I use markdown extensively on my websites, “Markdown” is two things: (1) a plain text formatting syntax; and (2) a software tool, written in Perl, that converts the plain text formatting to HTML allowing you to build HTML documents in an easily readable form. I tend to use BBEdit a lot but I keep an eye out for markdown editors.

Markdown Pro has been recently updated, this two pane editor allows you to write your document in one pane whilst giving you an instant preview of how the document will look. Markdown Pro now lets you add custom templates to the in built selection of templates. The application was built for Mac OS X so takes advantage of many Mac OS features.



Website Update

The migration of the site is now complete, and I think all the missing images, incorrect formatting, broken links etc. are now fixed, many thanks to all those who reported problems.

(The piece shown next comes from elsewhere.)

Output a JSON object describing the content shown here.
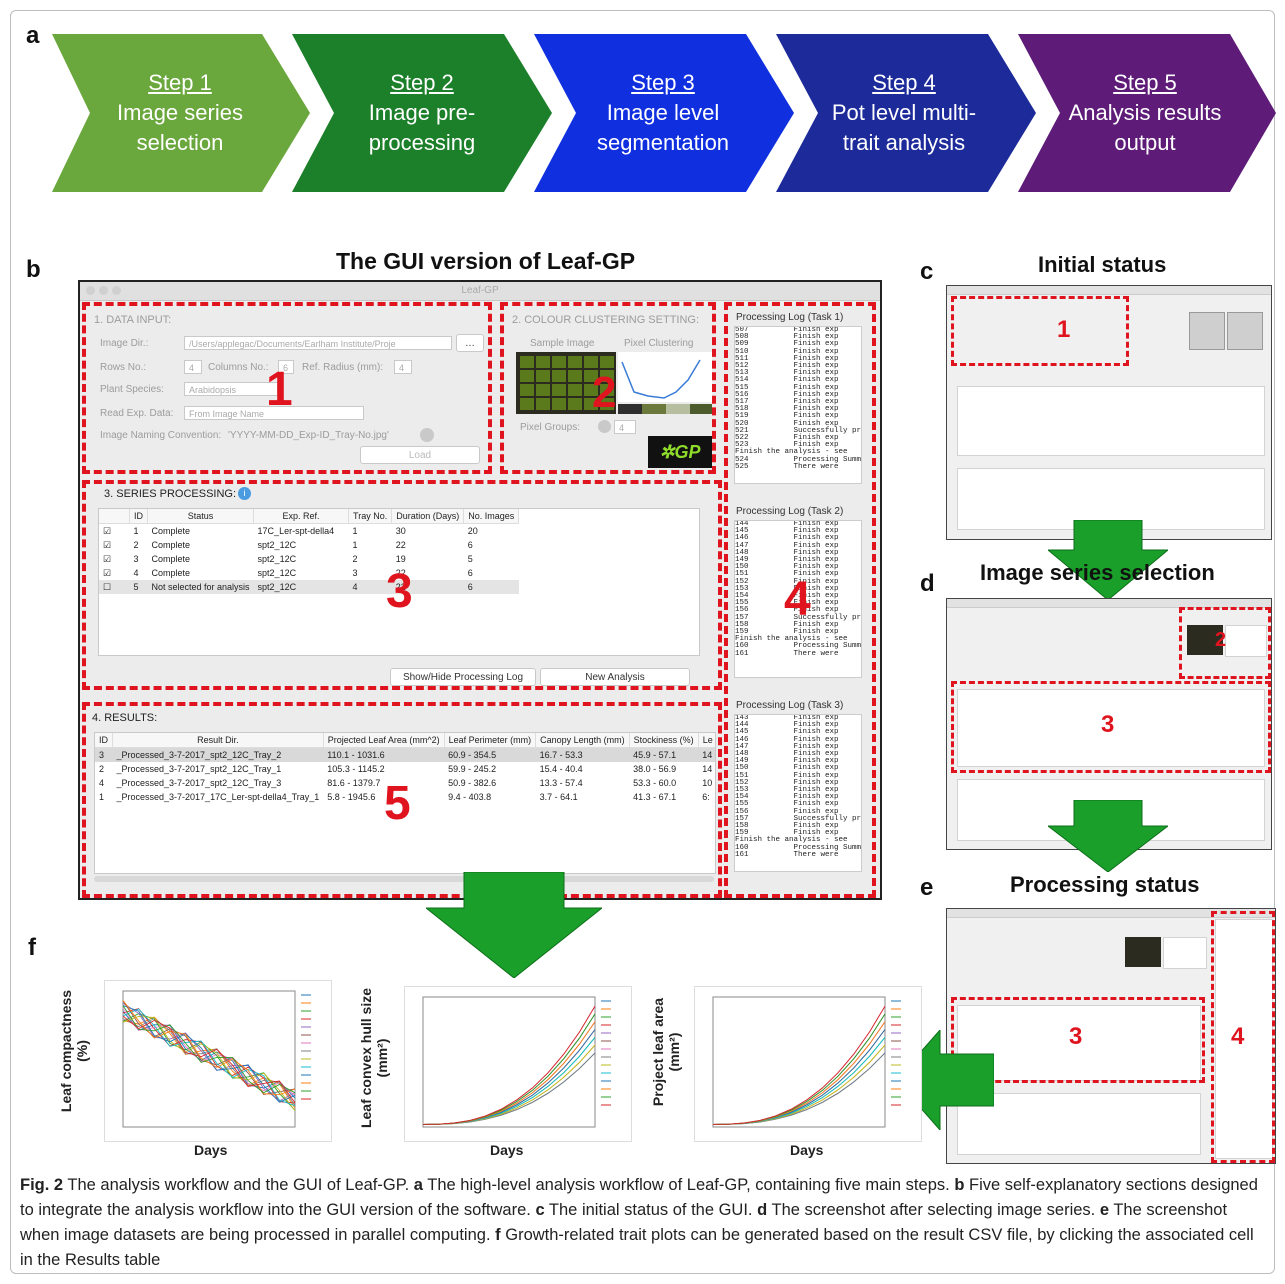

I’ve been adding Google Analytics to pages so I have a better idea of what is popular and to get a better view of the readership. It is early days yet but it looks like the site is getting 15 - 20, 000 hits a month, with around 70% being new visitors to the site. The average time spent on the site is 4 mins which would suggest most find content that they want to read. As you might expect 70% of the visitors are using Mac OS X, 20% Windows but interestingly 5.5% are now using an iPad. In fact >95% of the visitors using a mobile device are using iOS. Nearly 40% of the visitors from the US and 15% from the UK, the remaining european countries contribute a couple of percent each as do Japan, India, China and Australia there was even one visitor from Trinidad and Tobago who spent 4 minutes browsing the site.

The top search terms are iBabel, emolecules, chemical drawing, atom modelling knime and tutorial.

The most popular pages are the blog, mobile science, the reviews, data analysis tools and applescript.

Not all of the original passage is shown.